En ce pays, dans cette université calviniste, il s’accommode de la religion reformée. Mais peut-être sembla-t-il un peu tiède aux ministres qui avaient dans les Provinces-Unies, une assez considérable influence. Le bruit qui se fit autour de son livre intitulé : Politicorum libri sex, paru en 1583, où il touchait, c’était la première fois, à la question religieuse, n’était pas fait pour lui rendre agréable le séjour de la Hollande. Peutêtre aussi son esprit était-il troublé par des scrupules d’ordre religieux. En 1591, simulant un voyage d’études, il se rend à Mayence et se réconcilie, dans le collège des jésuites de cette ville, avec l’Église catholique. Il n’y a pas, ce semble, à mettre en doute la sincérité de sa conversion. Cette démarche lui permit d’ailleurs de rentrer à Louvain où il est nommé, en septembre 1592, professeur d’histoire. Mais il va sans dire que certains membres de cette université profondément catholique suspectaient plus ou moins la sincérité du nouveau converti.
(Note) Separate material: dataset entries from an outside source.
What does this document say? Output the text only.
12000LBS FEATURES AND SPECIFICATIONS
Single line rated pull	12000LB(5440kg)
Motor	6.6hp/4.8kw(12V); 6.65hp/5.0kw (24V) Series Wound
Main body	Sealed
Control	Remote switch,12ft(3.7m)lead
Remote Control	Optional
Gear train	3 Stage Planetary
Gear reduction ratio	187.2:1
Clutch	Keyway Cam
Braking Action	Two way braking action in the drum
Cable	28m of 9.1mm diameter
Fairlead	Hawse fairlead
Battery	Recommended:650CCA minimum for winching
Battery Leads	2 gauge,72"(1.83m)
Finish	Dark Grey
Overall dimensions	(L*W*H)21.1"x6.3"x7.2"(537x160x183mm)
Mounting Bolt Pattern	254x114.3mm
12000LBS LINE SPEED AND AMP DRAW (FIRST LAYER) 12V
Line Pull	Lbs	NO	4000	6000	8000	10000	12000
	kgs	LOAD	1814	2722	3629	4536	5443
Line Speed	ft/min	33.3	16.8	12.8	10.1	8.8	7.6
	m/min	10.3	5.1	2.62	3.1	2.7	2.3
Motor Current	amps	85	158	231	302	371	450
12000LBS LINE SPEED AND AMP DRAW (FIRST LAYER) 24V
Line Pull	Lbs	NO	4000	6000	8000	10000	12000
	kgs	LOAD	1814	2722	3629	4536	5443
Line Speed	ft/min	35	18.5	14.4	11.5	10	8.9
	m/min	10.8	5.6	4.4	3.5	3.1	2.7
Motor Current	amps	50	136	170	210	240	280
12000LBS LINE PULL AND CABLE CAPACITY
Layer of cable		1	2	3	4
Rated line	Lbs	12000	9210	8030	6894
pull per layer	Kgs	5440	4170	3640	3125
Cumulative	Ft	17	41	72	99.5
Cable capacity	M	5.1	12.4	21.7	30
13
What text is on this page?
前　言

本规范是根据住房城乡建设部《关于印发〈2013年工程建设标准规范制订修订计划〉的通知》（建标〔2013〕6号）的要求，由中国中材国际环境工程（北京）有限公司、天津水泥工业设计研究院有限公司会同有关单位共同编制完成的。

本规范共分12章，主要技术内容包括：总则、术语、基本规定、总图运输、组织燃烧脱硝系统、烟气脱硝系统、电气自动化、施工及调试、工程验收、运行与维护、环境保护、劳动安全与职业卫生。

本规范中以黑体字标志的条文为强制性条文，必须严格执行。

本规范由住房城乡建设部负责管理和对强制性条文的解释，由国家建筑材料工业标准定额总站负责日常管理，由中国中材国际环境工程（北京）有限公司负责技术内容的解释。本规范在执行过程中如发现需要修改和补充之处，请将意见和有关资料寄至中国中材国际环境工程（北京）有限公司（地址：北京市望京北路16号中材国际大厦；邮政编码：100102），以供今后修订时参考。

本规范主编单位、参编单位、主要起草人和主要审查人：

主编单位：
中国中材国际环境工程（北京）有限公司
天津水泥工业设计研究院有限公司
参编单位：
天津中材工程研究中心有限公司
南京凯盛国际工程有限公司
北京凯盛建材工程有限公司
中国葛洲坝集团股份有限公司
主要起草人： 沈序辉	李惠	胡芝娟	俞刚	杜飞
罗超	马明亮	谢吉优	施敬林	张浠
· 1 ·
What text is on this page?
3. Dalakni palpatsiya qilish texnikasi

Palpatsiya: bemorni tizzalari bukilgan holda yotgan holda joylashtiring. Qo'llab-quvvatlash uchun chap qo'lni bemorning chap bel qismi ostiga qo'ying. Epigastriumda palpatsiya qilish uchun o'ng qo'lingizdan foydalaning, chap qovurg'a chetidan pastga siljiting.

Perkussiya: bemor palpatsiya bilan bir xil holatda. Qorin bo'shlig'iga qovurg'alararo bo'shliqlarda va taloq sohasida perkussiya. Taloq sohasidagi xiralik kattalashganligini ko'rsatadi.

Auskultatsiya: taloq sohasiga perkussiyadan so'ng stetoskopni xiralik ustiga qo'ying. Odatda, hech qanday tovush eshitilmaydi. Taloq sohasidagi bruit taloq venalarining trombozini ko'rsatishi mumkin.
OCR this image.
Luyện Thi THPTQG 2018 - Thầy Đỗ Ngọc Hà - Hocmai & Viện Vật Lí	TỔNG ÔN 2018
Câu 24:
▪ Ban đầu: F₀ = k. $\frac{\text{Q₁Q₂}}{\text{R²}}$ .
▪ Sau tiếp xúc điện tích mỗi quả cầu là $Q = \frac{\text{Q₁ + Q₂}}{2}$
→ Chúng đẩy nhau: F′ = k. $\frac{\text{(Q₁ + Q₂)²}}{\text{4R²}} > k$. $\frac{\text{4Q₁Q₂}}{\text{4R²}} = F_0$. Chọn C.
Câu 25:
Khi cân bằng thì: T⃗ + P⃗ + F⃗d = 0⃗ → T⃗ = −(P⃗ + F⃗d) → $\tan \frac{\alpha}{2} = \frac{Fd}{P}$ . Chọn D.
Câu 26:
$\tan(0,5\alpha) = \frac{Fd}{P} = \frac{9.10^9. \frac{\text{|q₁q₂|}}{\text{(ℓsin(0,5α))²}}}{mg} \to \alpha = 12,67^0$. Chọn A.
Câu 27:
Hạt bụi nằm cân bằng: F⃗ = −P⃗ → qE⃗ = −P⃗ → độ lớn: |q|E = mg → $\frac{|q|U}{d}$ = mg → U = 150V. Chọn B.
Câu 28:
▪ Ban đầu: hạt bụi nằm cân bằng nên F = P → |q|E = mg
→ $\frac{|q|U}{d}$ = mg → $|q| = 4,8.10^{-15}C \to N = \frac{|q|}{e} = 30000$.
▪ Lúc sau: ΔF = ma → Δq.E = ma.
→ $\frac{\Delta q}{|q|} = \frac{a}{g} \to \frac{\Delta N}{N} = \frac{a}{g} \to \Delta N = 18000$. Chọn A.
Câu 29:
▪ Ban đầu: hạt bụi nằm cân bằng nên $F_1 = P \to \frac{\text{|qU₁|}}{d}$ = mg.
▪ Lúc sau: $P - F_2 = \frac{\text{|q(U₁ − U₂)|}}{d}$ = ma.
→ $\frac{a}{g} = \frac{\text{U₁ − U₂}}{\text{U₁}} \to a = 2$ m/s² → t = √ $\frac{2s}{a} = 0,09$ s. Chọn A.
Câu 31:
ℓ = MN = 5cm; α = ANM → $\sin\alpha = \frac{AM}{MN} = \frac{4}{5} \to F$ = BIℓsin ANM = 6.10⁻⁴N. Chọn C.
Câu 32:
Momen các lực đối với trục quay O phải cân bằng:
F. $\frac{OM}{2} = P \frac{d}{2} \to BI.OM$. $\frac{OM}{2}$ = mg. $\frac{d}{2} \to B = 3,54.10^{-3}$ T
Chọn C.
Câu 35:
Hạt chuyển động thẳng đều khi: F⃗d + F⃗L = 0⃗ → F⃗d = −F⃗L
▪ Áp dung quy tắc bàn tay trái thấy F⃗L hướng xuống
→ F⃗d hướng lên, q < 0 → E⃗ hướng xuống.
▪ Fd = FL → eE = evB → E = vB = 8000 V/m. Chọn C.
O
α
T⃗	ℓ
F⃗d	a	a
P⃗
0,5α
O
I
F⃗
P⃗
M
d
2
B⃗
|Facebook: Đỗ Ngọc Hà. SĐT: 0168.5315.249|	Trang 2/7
Cette circonstance l’amena à donner du Politicorum et du De una religione une nouvelle édition. De même, quand parut à Zurich en 1600 un de ses principaux discours d’Iéna, le De duplici concordia, resté jusqu’alors inédit, et que Melchior Goldast eut la malice de publier, Lipse se trouva-t-il quelque temps dans l’embarras. Ses ouvrages sur deux pèlerinages de la sainte Vierge situés dans les environs de Louvain, celui de Halle (Hainaut) et celui de Montaigu (Brabant), s’ils n’ont pas été directement inspirés par le désir de couper court à toute polémique sur la sincérité de son catholicisme, témoignent au moins des sentiments de piété très profonds que nourissait l’auteur à l’endroit de la Mère de Dieu. Ils sont de 1604 et de 1605 ; Juste Lipse, mourait le 24 mars de l’année suivante, assisté dans sa dernière agonie par le jésuite Lessius.

II. Œuvres. — L’œuvre considérable de Lipse (elle comporte 4 vol. in-f°) est principalement d’ordre philologique. Outre plusieurs éditions critiques d’auteurs latins, il a donné de nombreux et volumineux traités sur les institutions tant publiques que privées des Romains (Il n’a pas touché à la philologie grecque dont il savait mal la langue). A ce genre de travaux se rattache un traité qui, en son temps, eut quelque intérêt pour les ecclésiastiques : De cruce libri très ad sacram profanamque historiam utiles, qui parut en 1593, Œuvres complètes, édit. d’Anvers, 1637, t. iii, p. 637, étude de détail sur le supplice de la croix dans l’antiquité. — Très versé dans l’étude de Sénèque, Lipse avait composé, dès 1583, un De conslantia libri duo, qui alloquium præcipue continent in publicis maiis, Œuvres, t. iv, p. 365-420, où il adaptait au langage chrétien les principes du philosophe romain. La raison nous enseigne que les calamités publiques envoyées par la Providence doivent être subies avec constance, comme nécessaires et inéluctables, personne ne pouvant s’échapper au Fatum, c’est-à-dire au décret de Dieu, cꝟ. t. I, c. xrv-xv, xvii-xxii ; mais comme Dieu agit avec le concours des volontés humaines, nous devons nous opposer de toutes nos forces aux malheurs de la patrie. Beaucoup plus tard et presque à la veille de sa mort, Juste Lipse composera

Manuduclionis ad stoicam philosophiam libri lit, L. Annieo Senecae aliisque scriptoribus illustrandi », publiés en 1604, Œuvres, t. iv, p. 421-621 comme préface à une édition de Sénèque qui parut en 1605. Cet ouvrage considérable a certainement beaucoup contribué au regain de faveur dont jouira au début du xviie siècle la philosophie antique. Mais ces études de pure érudition ne touchent que très indirectement au domaine théologique.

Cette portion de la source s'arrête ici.